LÉONORE.
(_Avec élan._) Deux ans, dites-vous… (_Revenant à elle._)
Il faut que ce soit un grand criminel. ROC.
Ou qu’il ait d’grands ennemis ; cela revient à-peu-près au même. MARCELINE.
On n’a donc jamais pu savoir d’où il étoit, ni comment il se nommoit ? ROC, _fumant toujours._
Il a voulu souvent jaser avec moi d’tout cela…. LÉONORE.
Eh bien ! ROC.
Mais, comme dans mon état il faut se donner le moins qu’on peut de s’crets à garder, j’n'ai pas voulu l’entendre…. Oh ! i-n’me tourment’ra pas long-tems celui-là… il ne peut aller loin. LÉONORE, _avec altération._
Comment donc ? ROC, _avec mystère._
Des ordres sont donnés de le laisser périr de faim. LÉONORE, _à part._
Ciel ! MARCELINE.
Ô mon dieu ! qu’a-t-il donc fait pour ça ? LÉONORE.
J’avois raison de vous dire… que c’étoit à coup sûr…. un grand criminel.

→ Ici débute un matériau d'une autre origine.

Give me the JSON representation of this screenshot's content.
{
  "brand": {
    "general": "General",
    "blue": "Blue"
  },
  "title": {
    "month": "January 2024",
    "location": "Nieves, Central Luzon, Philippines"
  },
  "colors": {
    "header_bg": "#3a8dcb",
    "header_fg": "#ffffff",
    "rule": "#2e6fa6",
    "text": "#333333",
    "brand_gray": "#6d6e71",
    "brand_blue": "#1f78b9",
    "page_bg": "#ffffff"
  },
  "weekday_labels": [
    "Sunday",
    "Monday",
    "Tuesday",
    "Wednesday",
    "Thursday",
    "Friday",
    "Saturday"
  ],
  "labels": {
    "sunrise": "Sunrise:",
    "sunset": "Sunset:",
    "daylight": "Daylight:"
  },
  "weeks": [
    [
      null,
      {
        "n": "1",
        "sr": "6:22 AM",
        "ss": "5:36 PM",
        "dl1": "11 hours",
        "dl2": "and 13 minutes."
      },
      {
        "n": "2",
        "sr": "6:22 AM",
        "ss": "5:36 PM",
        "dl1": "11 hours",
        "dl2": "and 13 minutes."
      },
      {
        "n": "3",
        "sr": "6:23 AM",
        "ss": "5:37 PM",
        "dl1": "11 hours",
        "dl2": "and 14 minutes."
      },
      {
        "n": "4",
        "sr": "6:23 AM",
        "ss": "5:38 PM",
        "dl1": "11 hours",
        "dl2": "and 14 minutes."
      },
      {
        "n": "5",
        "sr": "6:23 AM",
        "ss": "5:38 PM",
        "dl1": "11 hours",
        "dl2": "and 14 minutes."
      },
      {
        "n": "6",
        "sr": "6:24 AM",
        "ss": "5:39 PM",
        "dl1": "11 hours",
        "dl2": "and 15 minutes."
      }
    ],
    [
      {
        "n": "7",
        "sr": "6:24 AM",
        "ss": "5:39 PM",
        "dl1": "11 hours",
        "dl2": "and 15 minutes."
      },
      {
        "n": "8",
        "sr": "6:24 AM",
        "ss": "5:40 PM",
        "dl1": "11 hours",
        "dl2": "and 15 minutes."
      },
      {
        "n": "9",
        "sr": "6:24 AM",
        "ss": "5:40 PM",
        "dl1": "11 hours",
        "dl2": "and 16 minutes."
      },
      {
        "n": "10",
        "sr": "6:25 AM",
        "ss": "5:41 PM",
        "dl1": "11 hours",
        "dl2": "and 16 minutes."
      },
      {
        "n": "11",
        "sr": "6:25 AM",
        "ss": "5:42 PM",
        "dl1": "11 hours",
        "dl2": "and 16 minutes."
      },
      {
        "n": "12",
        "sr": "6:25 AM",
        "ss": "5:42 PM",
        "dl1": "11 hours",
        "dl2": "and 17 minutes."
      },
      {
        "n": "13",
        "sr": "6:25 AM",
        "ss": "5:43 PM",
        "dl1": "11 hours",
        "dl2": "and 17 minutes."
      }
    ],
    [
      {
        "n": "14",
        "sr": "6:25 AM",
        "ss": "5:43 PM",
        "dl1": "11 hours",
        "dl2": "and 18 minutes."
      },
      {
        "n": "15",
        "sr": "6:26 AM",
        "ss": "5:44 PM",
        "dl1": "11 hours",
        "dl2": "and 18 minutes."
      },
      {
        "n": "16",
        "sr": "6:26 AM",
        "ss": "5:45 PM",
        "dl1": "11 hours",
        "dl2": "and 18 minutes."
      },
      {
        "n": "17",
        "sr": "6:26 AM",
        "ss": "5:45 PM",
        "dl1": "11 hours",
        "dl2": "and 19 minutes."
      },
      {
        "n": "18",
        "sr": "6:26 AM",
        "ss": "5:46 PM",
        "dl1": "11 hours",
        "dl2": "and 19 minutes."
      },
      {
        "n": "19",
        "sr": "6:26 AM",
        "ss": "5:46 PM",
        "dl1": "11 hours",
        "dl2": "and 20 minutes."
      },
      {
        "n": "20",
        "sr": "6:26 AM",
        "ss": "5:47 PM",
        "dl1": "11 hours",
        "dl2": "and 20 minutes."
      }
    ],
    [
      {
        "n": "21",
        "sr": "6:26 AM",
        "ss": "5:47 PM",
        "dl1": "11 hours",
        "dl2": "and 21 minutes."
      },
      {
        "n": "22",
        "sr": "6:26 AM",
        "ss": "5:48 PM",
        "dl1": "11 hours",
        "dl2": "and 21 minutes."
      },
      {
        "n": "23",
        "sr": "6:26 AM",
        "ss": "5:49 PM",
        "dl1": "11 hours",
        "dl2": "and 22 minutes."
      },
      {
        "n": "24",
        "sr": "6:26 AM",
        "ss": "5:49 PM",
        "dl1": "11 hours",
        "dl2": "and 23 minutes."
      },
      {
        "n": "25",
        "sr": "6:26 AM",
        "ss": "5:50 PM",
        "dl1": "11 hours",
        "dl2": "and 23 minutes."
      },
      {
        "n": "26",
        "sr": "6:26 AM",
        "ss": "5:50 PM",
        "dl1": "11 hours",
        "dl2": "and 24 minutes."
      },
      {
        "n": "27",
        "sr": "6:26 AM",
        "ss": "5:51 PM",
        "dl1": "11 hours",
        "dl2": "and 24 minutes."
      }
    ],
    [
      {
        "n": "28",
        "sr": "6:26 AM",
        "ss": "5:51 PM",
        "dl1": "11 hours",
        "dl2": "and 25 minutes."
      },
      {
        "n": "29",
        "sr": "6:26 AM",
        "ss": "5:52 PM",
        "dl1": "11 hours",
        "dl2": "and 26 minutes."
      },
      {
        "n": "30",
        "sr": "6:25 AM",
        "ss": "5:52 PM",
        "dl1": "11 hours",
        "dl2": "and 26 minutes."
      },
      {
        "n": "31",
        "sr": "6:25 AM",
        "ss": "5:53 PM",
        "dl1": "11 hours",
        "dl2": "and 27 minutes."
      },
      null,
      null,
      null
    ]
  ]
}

ROC, _avec plus de mystère encore._
Depuis un mois dom Pizare me fait réduire chaque jour sa portion…. il n’a plus que deux onces de pain noir par vingt-quatre heures, et une demi-mesure d’eau…. Jamais d’lumière que celle d’ma lanterne…. Plus d’paille…. rien…. c’qui fait qu’tous ses vêtemens pourris…. MARCELINE.
Ah ! gardez-vous bien d’y conduire mon Fidélio, ce spectacle affreux lui f’roit trop de mal…. Pas vrai, mon ami ?
LÉONORE.
Pourquoi donc ?… Il faut bien s’accoutumer à tout…. surtout dans notre état. Oh ! j’ai de la force et du courage.